本文章由计算机程序翻译，如有差异，请以英文原文为准。

求助全文

约1分钟内获得全文求助全文

来源期刊

Computer methods and programs in biomedicine 工程技术-工程：生物医学

CiteScore

12.30

自引率

6.60%

发文量

601

审稿时长

135 days

期刊介绍： To encourage the development of formal computing methods, and their application in biomedical research and medical practice, by illustration of fundamental principles in biomedical informatics research; to stimulate basic research into application software design; to report the state of research of biomedical information processing projects; to report new computer methodologies applied in biomedical areas; the eventual distribution of demonstrable software to avoid duplication of effort; to provide a forum for discussion and improvement of existing software; to optimize contact between national organizations and regional user groups by promoting an international exchange of information on formal methods, standards and software in biomedicine. Computer Methods and Programs in Biomedicine covers computing methodology and software systems derived from computing science for implementation in all aspects of biomedical research and medical practice.

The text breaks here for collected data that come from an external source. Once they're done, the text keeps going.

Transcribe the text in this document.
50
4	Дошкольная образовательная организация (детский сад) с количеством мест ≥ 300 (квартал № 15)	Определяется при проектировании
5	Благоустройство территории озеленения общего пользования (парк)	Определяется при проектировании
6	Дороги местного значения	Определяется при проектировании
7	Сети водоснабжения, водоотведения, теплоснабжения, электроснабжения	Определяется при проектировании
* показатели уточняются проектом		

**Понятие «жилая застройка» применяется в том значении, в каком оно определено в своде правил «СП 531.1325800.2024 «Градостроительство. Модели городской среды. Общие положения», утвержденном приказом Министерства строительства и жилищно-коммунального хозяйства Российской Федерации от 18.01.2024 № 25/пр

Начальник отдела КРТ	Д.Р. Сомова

It is designed to serve: biochemists; biologists; geneticists; immunologists; neuroscientists; pharmacologists; toxicologists; clinicians; epidemiologists; psychiatrists; psychologists; cardiologists; chemists; (radio)physicists; computer scientists; programmers and systems analysts; biomedical, clinical, electrical and other engineers; teachers of medical informatics and users of educational software.